Britten Sinfonia kicks off autumn 2023 as Associate Ensemble at the Barbican with two song cycles which show the best and worst of humanity. Award-winning soprano Elizabeth Watts joins the orchestra in Gerald Finzi’s Dies Natalis, exploring the joy and innocence of a baby’s view of the world through Thomas Traherne’s mystical texts.
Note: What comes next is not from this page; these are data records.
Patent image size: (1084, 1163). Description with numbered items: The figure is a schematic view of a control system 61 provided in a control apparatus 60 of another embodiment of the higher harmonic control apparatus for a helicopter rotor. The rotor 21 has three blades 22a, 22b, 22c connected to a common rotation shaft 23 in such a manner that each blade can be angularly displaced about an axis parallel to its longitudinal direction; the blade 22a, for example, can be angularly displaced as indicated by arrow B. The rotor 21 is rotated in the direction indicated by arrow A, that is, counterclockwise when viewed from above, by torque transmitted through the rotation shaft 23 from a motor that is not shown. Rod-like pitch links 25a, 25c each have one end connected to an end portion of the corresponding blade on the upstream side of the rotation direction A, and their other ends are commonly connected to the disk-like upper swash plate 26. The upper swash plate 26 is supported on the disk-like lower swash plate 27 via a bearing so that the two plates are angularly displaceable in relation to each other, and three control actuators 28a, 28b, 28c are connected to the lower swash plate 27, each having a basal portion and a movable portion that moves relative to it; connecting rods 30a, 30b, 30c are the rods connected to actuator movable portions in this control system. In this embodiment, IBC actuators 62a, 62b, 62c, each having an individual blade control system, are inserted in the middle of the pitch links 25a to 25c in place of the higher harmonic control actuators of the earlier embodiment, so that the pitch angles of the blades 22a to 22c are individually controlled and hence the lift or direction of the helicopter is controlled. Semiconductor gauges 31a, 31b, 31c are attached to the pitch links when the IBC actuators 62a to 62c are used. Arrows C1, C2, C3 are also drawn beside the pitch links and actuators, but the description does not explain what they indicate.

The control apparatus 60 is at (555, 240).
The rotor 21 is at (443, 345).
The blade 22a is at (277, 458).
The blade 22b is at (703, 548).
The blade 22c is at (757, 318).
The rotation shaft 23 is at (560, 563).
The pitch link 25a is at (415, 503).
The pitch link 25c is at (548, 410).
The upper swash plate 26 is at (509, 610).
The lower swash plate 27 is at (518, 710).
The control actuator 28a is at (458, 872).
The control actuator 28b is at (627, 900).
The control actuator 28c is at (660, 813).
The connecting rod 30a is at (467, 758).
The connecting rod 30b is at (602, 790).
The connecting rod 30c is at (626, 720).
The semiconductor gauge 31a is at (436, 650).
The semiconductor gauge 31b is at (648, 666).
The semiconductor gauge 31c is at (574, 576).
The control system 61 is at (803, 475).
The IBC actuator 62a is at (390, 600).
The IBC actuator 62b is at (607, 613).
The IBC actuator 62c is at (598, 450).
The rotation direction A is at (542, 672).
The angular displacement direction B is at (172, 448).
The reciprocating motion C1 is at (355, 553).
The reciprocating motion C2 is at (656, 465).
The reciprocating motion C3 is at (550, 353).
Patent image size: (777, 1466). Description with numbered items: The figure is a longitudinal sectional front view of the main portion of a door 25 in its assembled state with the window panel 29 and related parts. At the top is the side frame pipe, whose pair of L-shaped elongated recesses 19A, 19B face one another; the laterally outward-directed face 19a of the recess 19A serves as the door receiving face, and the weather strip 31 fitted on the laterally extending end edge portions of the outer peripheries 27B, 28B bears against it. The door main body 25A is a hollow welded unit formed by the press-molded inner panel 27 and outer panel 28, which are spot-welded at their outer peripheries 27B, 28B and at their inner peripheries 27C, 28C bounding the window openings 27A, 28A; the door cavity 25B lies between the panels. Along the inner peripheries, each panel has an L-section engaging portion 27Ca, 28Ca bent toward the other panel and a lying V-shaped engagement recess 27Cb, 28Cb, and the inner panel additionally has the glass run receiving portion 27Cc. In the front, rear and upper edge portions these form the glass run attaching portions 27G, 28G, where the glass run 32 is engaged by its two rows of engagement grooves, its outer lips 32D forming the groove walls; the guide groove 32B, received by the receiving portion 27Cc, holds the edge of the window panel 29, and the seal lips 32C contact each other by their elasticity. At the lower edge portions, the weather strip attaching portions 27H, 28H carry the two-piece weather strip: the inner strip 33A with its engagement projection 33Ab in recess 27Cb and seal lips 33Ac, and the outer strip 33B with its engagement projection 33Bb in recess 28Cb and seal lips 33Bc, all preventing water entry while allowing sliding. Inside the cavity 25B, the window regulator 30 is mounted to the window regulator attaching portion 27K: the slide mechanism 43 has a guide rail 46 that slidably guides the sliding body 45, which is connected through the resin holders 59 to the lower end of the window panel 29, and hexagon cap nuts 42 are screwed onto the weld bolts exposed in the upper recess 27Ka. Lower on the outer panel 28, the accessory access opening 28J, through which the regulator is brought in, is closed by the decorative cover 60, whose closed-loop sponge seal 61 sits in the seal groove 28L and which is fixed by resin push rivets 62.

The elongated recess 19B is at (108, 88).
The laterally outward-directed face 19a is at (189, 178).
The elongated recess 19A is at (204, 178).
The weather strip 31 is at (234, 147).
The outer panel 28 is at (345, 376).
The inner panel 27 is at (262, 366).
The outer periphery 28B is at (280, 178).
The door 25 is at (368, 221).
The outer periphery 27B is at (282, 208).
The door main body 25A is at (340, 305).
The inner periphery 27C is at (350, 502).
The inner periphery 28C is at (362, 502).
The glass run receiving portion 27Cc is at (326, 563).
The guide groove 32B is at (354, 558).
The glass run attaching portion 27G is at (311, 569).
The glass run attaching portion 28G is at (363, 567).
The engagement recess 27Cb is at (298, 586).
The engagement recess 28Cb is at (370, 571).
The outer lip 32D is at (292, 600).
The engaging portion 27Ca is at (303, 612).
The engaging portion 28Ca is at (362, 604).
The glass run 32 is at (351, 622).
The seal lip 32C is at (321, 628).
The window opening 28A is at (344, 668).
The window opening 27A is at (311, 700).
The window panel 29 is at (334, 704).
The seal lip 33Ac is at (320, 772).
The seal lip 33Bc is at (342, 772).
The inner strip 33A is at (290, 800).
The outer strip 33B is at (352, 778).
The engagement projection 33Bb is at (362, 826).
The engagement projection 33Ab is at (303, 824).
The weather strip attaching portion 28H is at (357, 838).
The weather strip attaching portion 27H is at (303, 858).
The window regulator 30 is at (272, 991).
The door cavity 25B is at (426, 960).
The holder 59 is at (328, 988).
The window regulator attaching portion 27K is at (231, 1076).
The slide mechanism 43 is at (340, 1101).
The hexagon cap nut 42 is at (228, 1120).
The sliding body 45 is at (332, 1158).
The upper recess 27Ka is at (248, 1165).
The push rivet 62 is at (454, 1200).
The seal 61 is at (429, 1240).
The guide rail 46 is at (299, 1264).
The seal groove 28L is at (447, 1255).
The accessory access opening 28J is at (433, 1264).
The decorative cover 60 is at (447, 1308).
By contrast, Richard Blackford’s new work sets powerfully moving poems by young Afghan writer Nadia Anjuman, whose courageous life was tragically cut short when she was killed by her husband in 2005. A new Britten Sinfonia commission from Ryan Latimer, 2022 Britten Sinfonia and Barbican co-commission Glade by Dobrinka Tabakova, drawing surprising inspiration from Barbican green spaces also feature. (20 Oct, Milton Court).  Britten Sinfonia joins Milton Court Artist in Residence, clarinettist Anthony McGill, who in 2014 became the first African-American principal player at the New York Philharmonic, in a concert featuring works by George Walker, Jessie Montgomery and the European premiere of Pulitzer Prize-winning composer Anthony Davis’s 2011 work for clarinet and chamber orchestra, You Have the Right to Remain Silent. (29 Nov, Milton Court). In a rare twist on the perennial seasonal favourite, Britten Sinfonia performs Handel’s Messiah re-imagined by Mozart. Until the 1950s, Mozart’s arrangement of Messiah for a late 18th century orchestra with enhanced woodwind and brass was a commonly performed orchestration of the work (12 Dec, Hall).